Des risques de dérive sont présents, alerte encore l’intersyndicale :
« Les personnes engagées par les prestataires pour « placer » les demandeurs d’emploi sont souvent en contrat précaire. Elles sont sous-payées et soumises aux rendements. Tout est chiffré. Elles touchent des primes si elles arrivent à atteindre les objectifs. »
Dans la construction même du dispositif Agil’Cadres, les modalités de paiement dépendent du parcours du bénéficiaire : France Travail versera environ 450 euros en cas de réalisation de l’intégralité de la prestation (9 mois), près de 450 euros en cas de retour à l’emploi durable (CDD de plus de 6 mois ou CDI), une prime de 50 euros lorsque le retour à l’emploi durable concerne un bénéficiaire du RSA, un bénéficiaire de l’obligation d’emploi (DBOE) ou un senior. Et enfin, 90 euros si le demandeur d’emploi abandonne la prestation sans retour à l’emploi durable.
« Ce faible montant devrait inciter le prestataire à maintenir les cadres dans la prestation pour les aider à retrouver un emploi », indique la fiche du cahier des charges d’Agil’Cadres que l’on a pu consulter.
« On se sent dépossédé de nos missions. Ce qui fait la richesse du métier, c’est la diversité des personnes que l’on accompagne », Guillaume Bourdic, représentant CGT à France Travail
L’opérateur a en effet tout intérêt à ce que le cadre aille le plus loin possible dans l’accompagnement. Une incitation aux résultats qui n’est pas sans danger. « Cela peut encourager les prestataires à orienter les demandeurs d’emploi vers des chemins qui ne leur correspondent pas forcément, déplorent les organisations syndicales. Cela va créer des gens malheureux et une société pas très agréable ».
Les plus éloignés de l’emploi, pas assez rentables ?
Et puis, reprend Guillaume Bourdic, de la CGT, cette externalisation systématique des cadres réduit le sens au travail parmi les personnels de France Travail : « Aujourd’hui, on se sent dépossédé de nos missions. Ce qui fait la richesse du métier, c’est la diversité des personnes que l’on accompagne. » C’est à se demander si, avec la loi plein emploi, l’objectif n’est pas de concentrer le service public de l’emploi sur les plus éloignés de l’emploi (bénéficiaire du RSA, chômage de longue durée, etc.).

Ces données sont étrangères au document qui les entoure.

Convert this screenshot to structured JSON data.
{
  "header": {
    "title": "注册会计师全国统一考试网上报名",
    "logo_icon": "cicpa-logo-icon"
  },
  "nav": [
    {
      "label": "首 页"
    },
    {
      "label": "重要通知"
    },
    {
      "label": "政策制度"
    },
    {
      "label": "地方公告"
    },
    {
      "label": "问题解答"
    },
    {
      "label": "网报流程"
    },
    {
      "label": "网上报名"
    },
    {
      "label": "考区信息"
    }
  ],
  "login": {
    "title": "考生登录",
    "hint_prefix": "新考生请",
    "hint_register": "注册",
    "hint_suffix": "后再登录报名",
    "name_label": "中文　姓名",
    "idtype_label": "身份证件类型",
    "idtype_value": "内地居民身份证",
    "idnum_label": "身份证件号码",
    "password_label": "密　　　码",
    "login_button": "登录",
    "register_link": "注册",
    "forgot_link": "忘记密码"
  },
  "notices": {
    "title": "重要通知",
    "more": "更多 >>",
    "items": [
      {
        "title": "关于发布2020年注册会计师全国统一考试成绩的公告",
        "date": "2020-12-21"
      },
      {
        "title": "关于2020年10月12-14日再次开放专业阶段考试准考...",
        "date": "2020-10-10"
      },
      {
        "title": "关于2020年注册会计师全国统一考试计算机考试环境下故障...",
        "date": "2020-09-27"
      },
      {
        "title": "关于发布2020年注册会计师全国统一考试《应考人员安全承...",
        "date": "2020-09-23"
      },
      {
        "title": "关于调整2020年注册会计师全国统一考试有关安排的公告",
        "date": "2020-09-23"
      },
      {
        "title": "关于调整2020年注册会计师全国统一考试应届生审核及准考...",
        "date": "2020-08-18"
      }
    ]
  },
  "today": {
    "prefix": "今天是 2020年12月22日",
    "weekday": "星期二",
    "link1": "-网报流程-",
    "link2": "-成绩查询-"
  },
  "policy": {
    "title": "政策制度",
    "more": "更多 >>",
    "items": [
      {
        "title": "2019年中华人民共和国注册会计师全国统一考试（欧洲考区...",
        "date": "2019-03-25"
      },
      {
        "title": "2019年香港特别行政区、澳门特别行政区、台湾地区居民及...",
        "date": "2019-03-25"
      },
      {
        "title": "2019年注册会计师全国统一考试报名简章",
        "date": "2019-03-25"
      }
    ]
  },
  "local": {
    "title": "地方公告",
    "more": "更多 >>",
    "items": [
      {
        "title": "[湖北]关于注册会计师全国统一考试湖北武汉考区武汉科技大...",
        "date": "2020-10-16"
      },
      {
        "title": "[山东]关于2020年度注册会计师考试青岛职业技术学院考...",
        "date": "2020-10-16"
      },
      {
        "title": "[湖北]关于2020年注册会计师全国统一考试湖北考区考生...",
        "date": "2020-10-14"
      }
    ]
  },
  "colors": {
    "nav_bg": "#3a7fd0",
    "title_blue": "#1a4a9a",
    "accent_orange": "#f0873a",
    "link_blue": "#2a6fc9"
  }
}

« Les prestataires sont des auxiliaires du service public et interviennent uniquement en complément de l’action de nos conseillers, se défend la direction générale. France Travail a recours à la sous-traitance pour des questions capacitaires et avant tout pour les demandeurs les plus autonomes mais aussi dans une logique de spécialité comme pour la création d’entreprise ou les problématiques de santé. »
Le document diffusé en comité social et économique central donne néanmoins des chiffres :
« Au national et en année pleine, entre 300 et 400 ETPT [équivalent temps plein travaillé] pourraient être redéployés vers l’accompagnement d’autres publics [plutôt que les cadres, NDLR]. »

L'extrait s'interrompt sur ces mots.